It is estimated by the charity Crohn’s and Colitis UK that the disease affects about one in every 650 people, roughly 500,000 people.
Maddie Ewins 26, from Lancing was diagnosed with Ulcerative Colitis nine years ago.
She says she had lived with the disease for a year before that due to misdiagnosis.
She said: “I gradually became more and more ill, feeling constantly fatigued and suffering severe blood loss, weight loss and abdominal pains.
“I was really scared what this may mean and thought it would eventually go away by itself.
“Eventually it reached the point where I couldn’t ignore it anymore. After multiple GP appointments and being told I was suffering from indigestion, we paid to go privately.
“I was referred for a colonoscopy and managed to transfer back to the NHS.”
A colonoscopy led to an immediate diagnosis of Ulcerative Colitis and Maddie was put on steroids, which saw her at one point taking 28 tablets a day.
“I am now coping well on a self-injecting Biologic drug called Adalimunab and Mesalazine tablets,” she said.
A report by Crohn’s and Colitis UK and IBD UK found that a quarter of people waited over a year for their diagnosis, 41 per cent visited A&E at least once before diagnosis and 12 per cent visited three times.

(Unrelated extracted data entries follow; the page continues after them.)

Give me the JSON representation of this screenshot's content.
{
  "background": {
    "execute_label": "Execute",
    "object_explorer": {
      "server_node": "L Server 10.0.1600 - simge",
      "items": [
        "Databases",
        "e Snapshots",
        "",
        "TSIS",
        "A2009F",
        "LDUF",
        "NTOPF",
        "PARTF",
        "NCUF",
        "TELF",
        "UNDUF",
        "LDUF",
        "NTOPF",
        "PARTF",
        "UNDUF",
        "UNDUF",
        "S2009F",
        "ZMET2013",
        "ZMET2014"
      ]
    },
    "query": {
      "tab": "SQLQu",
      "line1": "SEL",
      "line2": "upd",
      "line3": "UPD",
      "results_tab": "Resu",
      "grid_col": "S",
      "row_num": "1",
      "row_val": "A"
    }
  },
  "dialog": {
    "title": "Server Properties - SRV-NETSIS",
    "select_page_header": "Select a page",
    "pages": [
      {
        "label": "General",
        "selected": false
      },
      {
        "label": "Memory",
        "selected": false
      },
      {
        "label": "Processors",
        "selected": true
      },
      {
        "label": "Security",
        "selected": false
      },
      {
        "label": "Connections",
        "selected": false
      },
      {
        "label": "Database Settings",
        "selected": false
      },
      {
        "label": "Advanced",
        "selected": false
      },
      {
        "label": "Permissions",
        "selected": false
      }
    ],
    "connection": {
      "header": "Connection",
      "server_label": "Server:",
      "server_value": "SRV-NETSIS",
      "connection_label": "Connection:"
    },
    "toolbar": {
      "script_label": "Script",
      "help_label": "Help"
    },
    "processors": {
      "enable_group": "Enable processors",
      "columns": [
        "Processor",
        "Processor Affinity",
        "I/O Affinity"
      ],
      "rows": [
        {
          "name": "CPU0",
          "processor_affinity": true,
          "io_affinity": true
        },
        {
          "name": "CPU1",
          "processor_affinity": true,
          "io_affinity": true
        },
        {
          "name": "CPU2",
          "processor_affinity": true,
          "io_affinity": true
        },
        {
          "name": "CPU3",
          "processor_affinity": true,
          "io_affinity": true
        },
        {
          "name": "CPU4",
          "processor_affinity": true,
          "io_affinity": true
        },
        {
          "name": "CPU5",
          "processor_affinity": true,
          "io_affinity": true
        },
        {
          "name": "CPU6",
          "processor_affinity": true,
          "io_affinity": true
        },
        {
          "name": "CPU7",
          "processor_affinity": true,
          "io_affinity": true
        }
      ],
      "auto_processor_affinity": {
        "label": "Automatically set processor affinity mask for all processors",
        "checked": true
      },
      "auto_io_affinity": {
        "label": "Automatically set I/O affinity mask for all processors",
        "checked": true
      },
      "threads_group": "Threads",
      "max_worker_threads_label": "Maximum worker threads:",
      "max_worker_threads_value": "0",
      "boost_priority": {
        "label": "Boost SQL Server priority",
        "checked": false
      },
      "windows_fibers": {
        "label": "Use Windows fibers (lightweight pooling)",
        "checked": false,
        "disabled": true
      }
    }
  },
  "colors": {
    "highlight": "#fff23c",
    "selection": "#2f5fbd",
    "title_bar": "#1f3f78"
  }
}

For everyone with Crohn’s and Colitis, almost three quarters (72 per cent) of admissions to hospital were an emergency.
The report notes that this should not be the norm for people with Inflammatory Bowel Disease (IBD).
The main symptoms of IBD are: diarrhoea, cramping pains in the abdomen, tiredness and fatigue, feeling generally unwell, loss of appetite and loss of weight, anaemia (a reduced number of red blood cells), and mouth ulcers.
Some people with IBD, particularly Crohn’s, may develop complications, including: strictures. This is when there is ongoing inflammation and then healing in the bowel which may cause scar tissue to form. This can create a narrow section of the bowel, called a stricture. And fistulas, an abnormal channel or passageway connecting one internal organ to another, or to the outside surface of the body. These are more common in people with Crohn’s Disease.
Martyn Linke, 45, from West Wittering was diagnosed with Crohn’s aged 29.
He had been going to the doctor for 18 months complaining of stomach issues.
It was initially diagnosed as appendicitis but turned out to be a perforated bowel. He was diagnosed with Crohn’s while recovering in hospital.
He said: “People are not that aware of what it actually is and just think it is like irritable bowl syndrome (IBS), which it isn’t any thing like apart from stomach pain and bloating.
“Crohn’s can cause blistering in the bowel and digestive tract, which can lead to perforations and also the complications with Crohn’s are really severe.
“It impacts my life greatly as I always need to plan times away from the home as I never know when I need the toilet.
“I have to constantly make sure that where I go has facilities or they are nearby.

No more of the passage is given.